Version du 14 août 2016 à 11:41

Titre : Interview d’Adrienne Charmet par Adrien

Intervenants : Adrienne Charmet - Adrien

Lieu : Polygeek#56 - Privacy Go

Date : Août 2016

Durée : 32 min 38

Licence : Verbatim

Pour écouter l'enregistrement


Statut : Transcription MO

Transcription

00'

Voix Off : Je vous demande de vous arrêter.

Adrien : Bonjour. Je suis avec Adrienne Charmet qui est porte-parole et coordinatrice es campagnes de La Quadrature du Net depuis 2014. Et auparavant tu étais présidente puis directrice des programmes de Wikimédia France, entre 2019 et 2014. Tu es une militante, spécialiste, en gros, de tout ce qui touche au Libre, à la protection de la vie privée, liberté d’expression sur Internet, la neutralité du Net, tout ça. Du coup ce sont des sujets qui nous sont chers à Polygeek. Le sujet qu’on voulait explorer aujourd’hui c’est celui de la protection de la vie privée, des données personnelles. C’est un sujet qui est relativement large. Il y a beaucoup de choses à dire en ce moment sur ça. Et peut-être que pour commencer on pourrait revenir sur un évènement qui a marqué l’actualité il y a quelques mois, l’affaire de l’iPhone de San Bernardino.

Pour un petit rappel c’est le FBI qui avait demandé à Apple de déverrouiller un iPhone dont le propriétaire était impliqué dans un crime. Et il s’en est suivi quelques semaines/mois de bagarre médiatique et judiciaire jusqu’à ce que le FBI annonce qu’il l’avait débloqué par ses propres moyens. C’est quoi le regard que vous jetez sur ça quelques mois après cette histoire ?
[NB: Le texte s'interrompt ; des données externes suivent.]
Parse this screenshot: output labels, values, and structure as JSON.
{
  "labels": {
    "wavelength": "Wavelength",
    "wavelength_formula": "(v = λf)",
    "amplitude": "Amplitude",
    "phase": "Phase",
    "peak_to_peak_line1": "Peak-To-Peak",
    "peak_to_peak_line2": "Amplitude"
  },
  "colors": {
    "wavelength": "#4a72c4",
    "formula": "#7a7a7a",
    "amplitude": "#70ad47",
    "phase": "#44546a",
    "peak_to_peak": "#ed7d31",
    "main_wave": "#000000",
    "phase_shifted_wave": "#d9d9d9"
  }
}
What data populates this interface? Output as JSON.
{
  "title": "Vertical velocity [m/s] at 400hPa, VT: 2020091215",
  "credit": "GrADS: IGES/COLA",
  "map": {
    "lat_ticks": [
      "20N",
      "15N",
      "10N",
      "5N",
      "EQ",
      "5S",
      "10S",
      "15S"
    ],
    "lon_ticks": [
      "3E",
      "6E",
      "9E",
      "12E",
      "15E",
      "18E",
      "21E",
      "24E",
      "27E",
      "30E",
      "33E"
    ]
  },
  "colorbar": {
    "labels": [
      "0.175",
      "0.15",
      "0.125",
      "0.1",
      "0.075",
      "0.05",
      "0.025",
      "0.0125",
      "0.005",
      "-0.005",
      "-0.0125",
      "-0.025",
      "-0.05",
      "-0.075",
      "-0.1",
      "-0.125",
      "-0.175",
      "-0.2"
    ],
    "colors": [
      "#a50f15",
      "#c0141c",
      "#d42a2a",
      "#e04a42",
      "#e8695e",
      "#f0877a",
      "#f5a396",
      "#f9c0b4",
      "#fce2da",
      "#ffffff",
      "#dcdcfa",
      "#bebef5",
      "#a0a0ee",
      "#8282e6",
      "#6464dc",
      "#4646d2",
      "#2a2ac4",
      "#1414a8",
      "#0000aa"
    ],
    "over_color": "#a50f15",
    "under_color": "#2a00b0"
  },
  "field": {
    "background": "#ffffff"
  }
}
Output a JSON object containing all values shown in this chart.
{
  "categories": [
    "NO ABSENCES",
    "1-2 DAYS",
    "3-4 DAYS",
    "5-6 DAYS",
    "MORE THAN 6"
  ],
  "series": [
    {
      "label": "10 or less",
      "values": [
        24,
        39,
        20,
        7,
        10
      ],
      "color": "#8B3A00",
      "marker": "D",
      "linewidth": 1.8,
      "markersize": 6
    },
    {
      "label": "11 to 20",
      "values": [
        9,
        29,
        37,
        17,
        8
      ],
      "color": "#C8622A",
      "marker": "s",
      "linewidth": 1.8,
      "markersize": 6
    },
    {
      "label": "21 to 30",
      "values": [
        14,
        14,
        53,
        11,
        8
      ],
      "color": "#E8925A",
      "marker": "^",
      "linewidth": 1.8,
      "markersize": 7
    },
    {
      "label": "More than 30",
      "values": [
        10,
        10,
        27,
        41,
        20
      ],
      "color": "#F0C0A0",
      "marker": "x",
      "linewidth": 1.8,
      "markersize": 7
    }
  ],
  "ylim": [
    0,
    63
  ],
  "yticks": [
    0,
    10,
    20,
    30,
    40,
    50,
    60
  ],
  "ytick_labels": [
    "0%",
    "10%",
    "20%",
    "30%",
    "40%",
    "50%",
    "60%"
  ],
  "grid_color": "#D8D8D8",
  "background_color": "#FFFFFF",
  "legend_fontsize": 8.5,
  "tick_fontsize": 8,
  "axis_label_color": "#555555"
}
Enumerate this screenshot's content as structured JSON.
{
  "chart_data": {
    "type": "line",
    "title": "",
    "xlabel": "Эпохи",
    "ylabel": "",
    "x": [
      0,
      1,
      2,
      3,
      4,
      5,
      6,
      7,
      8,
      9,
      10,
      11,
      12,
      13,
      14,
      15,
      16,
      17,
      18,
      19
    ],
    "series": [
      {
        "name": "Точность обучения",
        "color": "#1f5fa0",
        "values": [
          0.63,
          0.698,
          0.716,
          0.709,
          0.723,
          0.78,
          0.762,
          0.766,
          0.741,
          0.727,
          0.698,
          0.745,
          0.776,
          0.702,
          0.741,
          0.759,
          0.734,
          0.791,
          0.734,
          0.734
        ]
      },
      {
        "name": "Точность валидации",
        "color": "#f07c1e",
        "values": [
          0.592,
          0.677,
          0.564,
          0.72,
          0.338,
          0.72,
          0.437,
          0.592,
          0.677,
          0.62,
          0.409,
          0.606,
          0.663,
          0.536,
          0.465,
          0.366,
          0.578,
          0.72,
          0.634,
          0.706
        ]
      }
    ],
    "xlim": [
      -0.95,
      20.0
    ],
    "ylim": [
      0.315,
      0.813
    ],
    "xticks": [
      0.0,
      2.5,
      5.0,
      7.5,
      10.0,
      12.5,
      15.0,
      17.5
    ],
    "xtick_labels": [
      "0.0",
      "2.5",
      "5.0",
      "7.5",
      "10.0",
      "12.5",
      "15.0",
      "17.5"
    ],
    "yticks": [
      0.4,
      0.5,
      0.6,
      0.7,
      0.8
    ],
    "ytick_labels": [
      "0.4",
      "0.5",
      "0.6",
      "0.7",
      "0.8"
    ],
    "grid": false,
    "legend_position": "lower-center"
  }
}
Adrienne Charmet : La première chose à dire, peut-être, sur cette histoire, c’est que n’est pas simplement un crime. Il n’avait pas servi simplement à un crime, il avait servi à un acte terroriste et ça change pas mal de choses. Parce que ça a mis en lumière pas mal de problèmes qui se posent aujourd’hui avec la pression du risque terroriste. Ce n’est pas la première fois que le FBI demande à Apple de déverrouiller des iPhones. Ce n’est pas la première fois que le chiffrement pose un problème. Mais la raison pour laquelle ça a été aussi médiatisé et peut-être la raison pour laquelle Apple a tenu une position très ferme là-dessus c’est que l’argument du terrorisme est devenu, en fait, une sorte d’argument moral. Il faut se souvenir que ce n’était même pas, on va dire, deux/trois mois après les attentats de novembre en France. Quel regard on porte là-dessus ?

D’une part, on va dire, on a deux problèmes sur cette question-là. On a la question des outils qui deviennent inviolables, donc d’un chiffrement lourd, qui n’est pas maîtrisé par un intermédiaire mais maîtrisé directement par l’utilisateur. C’est-à-dire que l’argument d’Apple est de dire : « Je ne peux déverrouiller, moi, cet iPhone. Ce que vous me demandez de faire c’est de créer une porte dérobée qui peut servir à déverrouiller cet iPhone mais aussi d’autres. » On est obligés de remonter plus haut, on va dire, dans la conception de l’appareil pour pouvoir le déverrouiller. Donc ça c’est la première question : qu’est-ce qu’on fait avec ce chiffrement robuste, maîtrisé par l’utilisateur où, en fait, si l’utilisateur ne donne pas la clef de déchiffrement, personne ne peut y accéder ?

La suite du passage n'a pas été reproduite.